Chicken liver 'PX' pâté spread on toast

Put the pan back on the high heat and pour in the sherry. The liquid should boil immediately. Remove the pan from the heat and, once the bubbling stops, pour and scrape the reduced sherry into the blender. Add the remaining butter and the cream, then blitz for 3 to 4 minutes until really smooth. Taste and season with salt and a pinch of white pepper.

Pour into a container (Tupperware is fine) and chill in a fridge for 3 hours or more. This will keep for a few days; it will also freeze.

Sticky lamb ribs and green sauce

Like chicken livers, lamb breast is inexpensive but flavourful. The two stages of cooking here ensure a crisp, sticky, caramelised exterior, yet soft, yielding meat within. You'll find the meat to be (deliciously) fatty, so an acidic herby sauce is required to cut through the richness. A crisp salad on the side is good too.

Preparation: 15 mins

Cooking: 2½ hours

Chilling: overnight

Serves 4 as a main, 6-8 as a starter or snack

2 lamb breasts, ribs attached
2 onions, peeled, halved, each half quartered
2 sticks celery, cut into 5cm-length pieces
5 cloves garlic, skin on, cut in half
Peeled zest ½ lemon
2 star anise
3 sprigs rosemary
Salt and pepper
4 tbsp honey

For the green sauce

60g fresh mint leaves
30g parsley leaves
1 tsp Dijon mustard
15g capers
90g olive oil
15g sherry vinegar
30g lemon juice
Pinch salt and pepper

Preheat your oven to 140C.

Trim the lamb breasts to fit your roasting tray by dividing each breast into two broadly rectangular pieces. It should make sense to make a cut just after the last rib bone.

Put the onion, celery, garlic, lemon zest, anise and rosemary in a roasting tray. Rub a good grind of salt and pepper into the breast meat. Place on top of the base vegetables, skin- and fat-side up. Fill the tray with cold water to two-thirds up the sides. Wet and crumple a piece of greaseproof paper just bigger than the tray, then lay that over the lamb, tucking the edges in. Then cover the tray and its contents tightly with foil. Bring the water to the boil on a hob, then place in the middle of the oven and braise for 2 hours. Swap the breast pieces around after an hour (if they don't fit in one layer).

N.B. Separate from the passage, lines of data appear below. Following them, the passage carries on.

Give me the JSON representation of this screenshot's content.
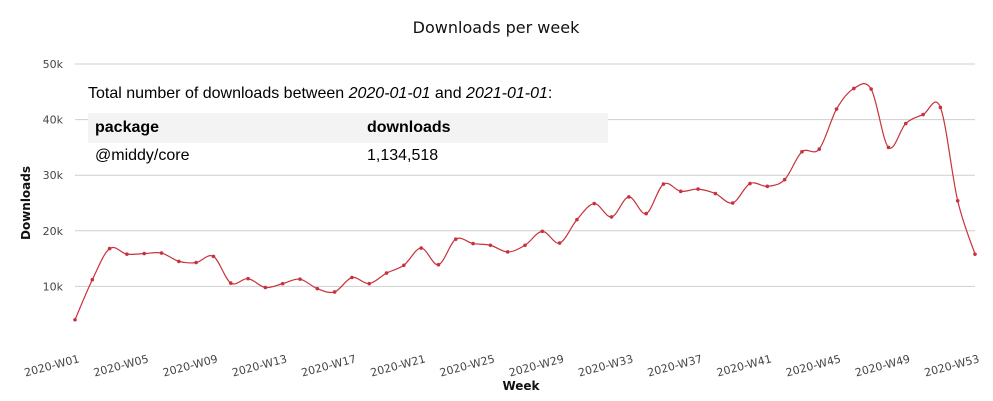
{
  "chart_data": {
    "type": "line",
    "title": "Downloads per week",
    "xlabel": "Week",
    "ylabel": "Downloads",
    "ylim": [
      0,
      50000
    ],
    "yticks": [
      {
        "value": 10000,
        "label": "10k"
      },
      {
        "value": 20000,
        "label": "20k"
      },
      {
        "value": 30000,
        "label": "30k"
      },
      {
        "value": 40000,
        "label": "40k"
      },
      {
        "value": 50000,
        "label": "50k"
      }
    ],
    "grid": true,
    "line_color": "#c8323c",
    "x": [
      "2020-W01",
      "2020-W02",
      "2020-W03",
      "2020-W04",
      "2020-W05",
      "2020-W06",
      "2020-W07",
      "2020-W08",
      "2020-W09",
      "2020-W10",
      "2020-W11",
      "2020-W12",
      "2020-W13",
      "2020-W14",
      "2020-W15",
      "2020-W16",
      "2020-W17",
      "2020-W18",
      "2020-W19",
      "2020-W20",
      "2020-W21",
      "2020-W22",
      "2020-W23",
      "2020-W24",
      "2020-W25",
      "2020-W26",
      "2020-W27",
      "2020-W28",
      "2020-W29",
      "2020-W30",
      "2020-W31",
      "2020-W32",
      "2020-W33",
      "2020-W34",
      "2020-W35",
      "2020-W36",
      "2020-W37",
      "2020-W38",
      "2020-W39",
      "2020-W40",
      "2020-W41",
      "2020-W42",
      "2020-W43",
      "2020-W44",
      "2020-W45",
      "2020-W46",
      "2020-W47",
      "2020-W48",
      "2020-W49",
      "2020-W50",
      "2020-W51",
      "2020-W52",
      "2020-W53"
    ],
    "xtick_labels": [
      "2020-W01",
      "2020-W05",
      "2020-W09",
      "2020-W13",
      "2020-W17",
      "2020-W21",
      "2020-W25",
      "2020-W29",
      "2020-W33",
      "2020-W37",
      "2020-W41",
      "2020-W45",
      "2020-W49",
      "2020-W53"
    ],
    "series": [
      {
        "values": [
          4000,
          11200,
          16800,
          15800,
          15900,
          16000,
          14500,
          14300,
          15400,
          10600,
          11400,
          9800,
          10500,
          11300,
          9600,
          9000,
          11600,
          10500,
          12400,
          13800,
          16900,
          13900,
          18500,
          17700,
          17400,
          16200,
          17400,
          19900,
          17800,
          22000,
          24900,
          22500,
          26100,
          23100,
          28400,
          27100,
          27500,
          26700,
          25000,
          28500,
          28000,
          29200,
          34200,
          34700,
          41900,
          45600,
          45500,
          35000,
          39300,
          40900,
          42200,
          25400,
          15800
        ]
      }
    ]
  },
  "summary": {
    "prefix": "Total number of downloads between ",
    "start_date": "2020-01-01",
    "middle": " and ",
    "end_date": "2021-01-01",
    "suffix": ":",
    "columns": [
      "package",
      "downloads"
    ],
    "rows": [
      {
        "package": "@middy/core",
        "downloads": "1,134,518"
      }
    ]
  }
}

After 2 hours, leave to cool with the foil still on for 2 to 3 hours more. Remove the lamb ribs from the liquid (and fat). Cling-wrap and chill in the fridge for 4 hours or overnight.

Sticky lamb ribs and green sauce

Slice the chilled breast between each rib section. You may need to cut through cartilage; use a heavy knife and be confident. Where there is no bone, cut to 3cm- to 4cm-wide strips.

When ready to eat, heat the oven to 210C.

Make the sauce by blitzing all the ingredients in a food processor or blender for 2 to 3 minutes, so it is fairly smooth.

Brush warmed honey over each rib and cook in a shallow tray at the top of the oven for 20 minutes, until the juices and fats are dancing, and the ribs are brown and caramelised. Baste two or three times while cooking using any remaining honey and the juices rendering on the tray.

Quince and coconut

The transformation that occurs when quince is cooked is remarkable – from hard and yellow to soft, pink and perfumed. In some ways it mirrors how hard-working muscles break down and become unctuous over a long, slow cook.

Preparation: 10 mins

Cooking/cooling: 7 hours

Serves 6

800ml water
150g granulated sugar
Juice ½ lemon
2 large quinces (approx 800g)
300ml coconut yoghurt
30g dried coconut flakes

Put the water and sugar in a small pan and bring to the boil, stirring so that the sugar dissolves.

Heat the oven to 120C.

Squeeze the lemon juice into a mixing bowl. Peel, quarter and core the quinces and drop the quarters into the lemon to prevent browning.

Put the peel and cores into the base of a heavy, non-reactive dish (Pyrex or ceramic). Cover with a sheet of greaseproof paper then place the quince quarters on top, ideally so they fit snugly in one layer. Pour in the hot sugar syrup. Tuck the quince under another sheet of greaseproof. Then either put a lid on (if there is one), or cover tightly with foil.

Quince served with coconut yoghurt and a scattering of coconut flakes

Place in the oven for 3½ hours, gently turning the quince and disturbing the peel once or twice over that time to help draw out the rose-pink colour.

Leave to cool for a few more hours, again occasionally turning the fruit and disturbing the peel. The fruit will firm as it cools and your house will smell amazing.

Keep the quince quarters in the fridge, submerged in their poaching liquor. Serve with a good dollop of coconut yoghurt and a scattering of coconut flakes. Use the syrup in gin cocktails.